Hitachi ID PAM Vault には、インストールされている Hitachi ID Management Suite バージョン 7.3 以降の Hitachi ID Privileged Access Manager(PAM)へのアクセスに必要なログイン資格情報を設定します。
1)HTTP プロトコルまたは HTTPS プロトコルで動作するようにスキャナを統合するには、Hitachi ID PAM ユーザインタフェースで「Webservices」オプションを有効にする必要があります。「Manage System」->「Maintenance」->「Services」を選択し、「Hitachi ID (idapi) API Service」を有効にしてから、これが動作することを確認します。

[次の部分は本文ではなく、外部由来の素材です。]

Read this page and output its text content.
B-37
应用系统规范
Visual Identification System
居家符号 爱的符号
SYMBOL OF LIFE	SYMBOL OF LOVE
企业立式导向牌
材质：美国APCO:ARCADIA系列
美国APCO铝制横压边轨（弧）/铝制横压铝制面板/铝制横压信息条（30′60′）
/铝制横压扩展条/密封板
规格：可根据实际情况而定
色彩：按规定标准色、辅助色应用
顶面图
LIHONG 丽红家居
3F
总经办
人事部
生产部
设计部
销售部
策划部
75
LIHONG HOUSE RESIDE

2)Hitachi ID PAM 環境で行う必要があるその他の設定については、Hitachi ID Systems Customer Portal(https://hitachi-id.com/portal/?q=node/343、ログインが必要)にある「Qualys Integration Notes」を参照してください。この Hitachi の記事にアクセスできない場合: 表示表示
Qualys との統合についての注記(Hitachi より転載)
問題点:
Qualys システムと統合する場合、適切な動作を保証するには Hitachi IP Privileged Password Manager で特定の設定が必要になります。
解決策:
(1)IP および DNS の値による API ルックアップを許可するためには、Windows NT エージェントが正しい IP および DNS 情報を返す必要があります。新しいオプションとしてWINNT EMIT INFO が利用できます。このオプションを有効にすると、レジストリ設定により agtnt.exe エージェントがリセット動作時に IP/DNS 情報を返すようになります。このオプションは、製品内から設定することができます(「PSA」->「Maintenance」->「Connector behaviour」->「Windows NT Server/domain」にあります)。

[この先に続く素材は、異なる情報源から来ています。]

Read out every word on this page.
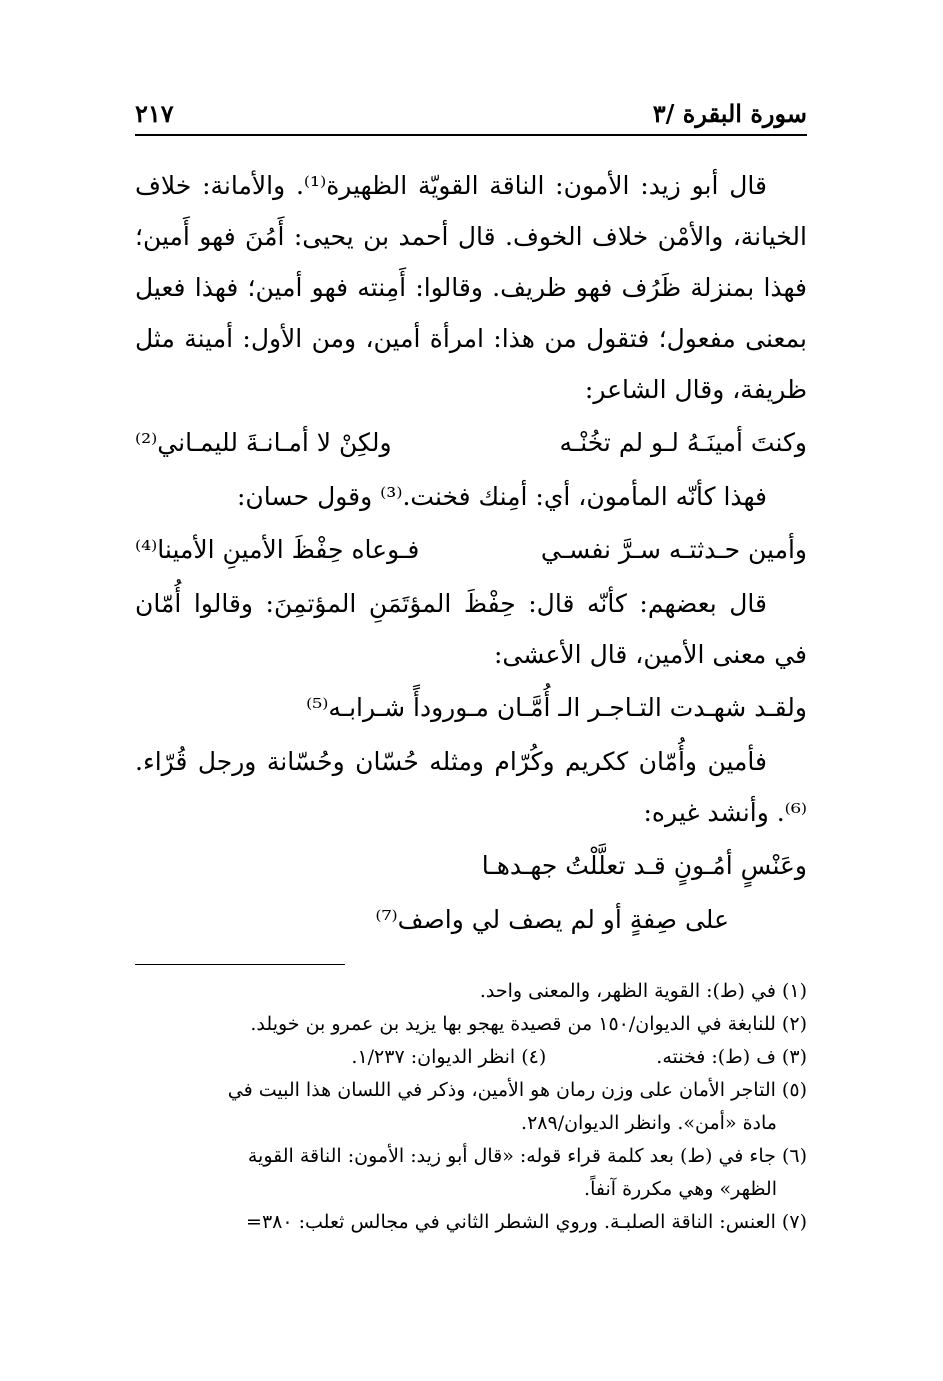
سورة البقرة /٣
٢١٧

قال أبو زيد: الأمون: الناقة القويّة الظهيرة⁽¹⁾. والأمانة: خلاف الخيانة، والأمْن خلاف الخوف. قال أحمد بن يحيى: أَمُنَ فهو أَمين؛ فهذا بمنزلة ظَرُف فهو ظريف. وقالوا: أَمِنته فهو أمين؛ فهذا فعيل بمعنى مفعول؛ فتقول من هذا: امرأة أمين، ومن الأول: أمينة مثل ظريفة، وقال الشاعر:

وكنتَ أمينَـهُ لـو لم تخُنْـه
ولكِنْ لا أمـانـةَ لليمـاني⁽²⁾

فهذا كأنّه المأمون، أي: أمِنك فخنت.⁽³⁾ وقول حسان:

وأمين حـدثتـه سـرَّ نفسـي
فـوعاه حِفْظَ الأمينِ الأمينا⁽⁴⁾

قال بعضهم: كأنّه قال: حِفْظَ المؤتَمَنِ المؤتمِنَ: وقالوا أُمّان في معنى الأمين، قال الأعشى:

ولقـد شهـدت التـاجـر الـ أُمَّـان مـورودأً شـرابـه⁽⁵⁾

فأمين وأُمّان ككريم وكُرّام ومثله حُسّان وحُسّانة ورجل قُرّاء.⁽⁶⁾. وأنشد غيره:

وعَنْسٍ أمُـونٍ قـد تعلَّلْتُ جهـدهـا
على صِفةٍ أو لم يصف لي واصف⁽⁷⁾

(١) في (ط): القوية الظهر، والمعنى واحد.

(٢) للنابغة في الديوان/١٥٠ من قصيدة يهجو بها يزيد بن عمرو بن خويلد.

(٣) ف (ط): فخنته.
(٤) انظر الديوان: ١/٢٣٧.

(٥) التاجر الأمان على وزن رمان هو الأمين، وذكر في اللسان هذا البيت في

مادة «أمن». وانظر الديوان/٢٨٩.

(٦) جاء في (ط) بعد كلمة قراء قوله: «قال أبو زيد: الأمون: الناقة القوية

الظهر» وهي مكررة آنفاً.

(٧) العنس: الناقة الصلبـة. وروي الشطر الثاني في مجالس ثعلب: ٣٨٠=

(2)製品に付属の PSLang スクリプトで処理される ssh エージェントのサンプル(agtssh.exe)で、DNS/IP 情報を収集して返すことが有効になっている必要があります。これは、samples/agtssh.psl sスクリプトの先頭部分で $emit_info 変数を 1 にセットすることで設定されます。デフォルトモードでは、この変数は 0 にセットされます。
(3)API の OTP(“ ワンタイムパスワード ”)モード(デフォルト)を無効にする必要があります。これは、設定するインスタンスに対応する、レジストリ内の DWORD エントリです。このエントリは、レジストリの次の場所にあります: <instance>\idapi\DisableOTPこの値を“ 1 ”に設定する必要があります。
Vault を使用する方法 |
ここをクリックすると、各手順を順番に確認できます。スキャンする IP アドレスの追加、Scanner Appliance の設定、Vault と認証レコードの設定、オプションプロファイルの設定、スキャンの開始の各手順について説明しています。 |
Vault 資格情報 |
Hitachi ID PAM Vault に対して次の資格情報を定義できます。 |
「URL」 - Hitachi ID PAM Web サービスの HTTP URL または HTTPS URL を入力します(「SSL Verify」オプションは、入力した URL が HTTPS を使用している場合にのみ設定できるようになります)。 |
「Username / Password」 - Hitachi ID PAM ユーザアカウントのユーザ名(ID)です。Qualys スキャナがこのアカウントを使用して接続できるようにするには、このユーザが Hitachi ID Management Suite の Administrator information の下で次のように設定されている必要があります。1)権限「OTP IDAPI caller」で、2)「IP address with CIDR bitmask」フィールドに入力された値に Qualys スキャナの IP アドレスが含まれている。 |
動作方法 |
Hitachi ID PAM からパスワードを取得するには、スキャン対象の IP アドレスと FQDN(ホスト名)が必要です。ドメイン認証を必要としない Unix ホストと Windows ホストの場合、認証レコードに IP アドレスを入力すると、ホストの FQDN を取得するために DNS の逆引きクエリが実行されます。ドメイン認証が必要な Windows ホストの場合、ドメインコントローラの IP アドレスを取得するために通常の DNS クエリが実行され、Hitachi PAM にパスワードをクエリするときに、この IP とドメインの FQDN が使用されます。 |
ユーザパーミッション |
Hitachi ID PAM Vault の設定パーミッションはマネージャユーザが持っています。このパーミッションは、ユニットマネージャにも付与することができます。 |
「SSL Verify」オプションがクリア(チェックが解除)されている場合を除いて、Qualys スキャナは、証明書が有効で信頼できることを確認するために Web サーバの SSL 証明書を検証します。証明書が周知の認証局(CA)によって発行されていない場合、または自己署名された証明書である場合は、このオプションをオフにして、SSL 検証を省略することが可能です。(注記: 「SSL Verify」オプションは、入力した URL が HTTPS を使用している場合にのみ設定できるようになります)。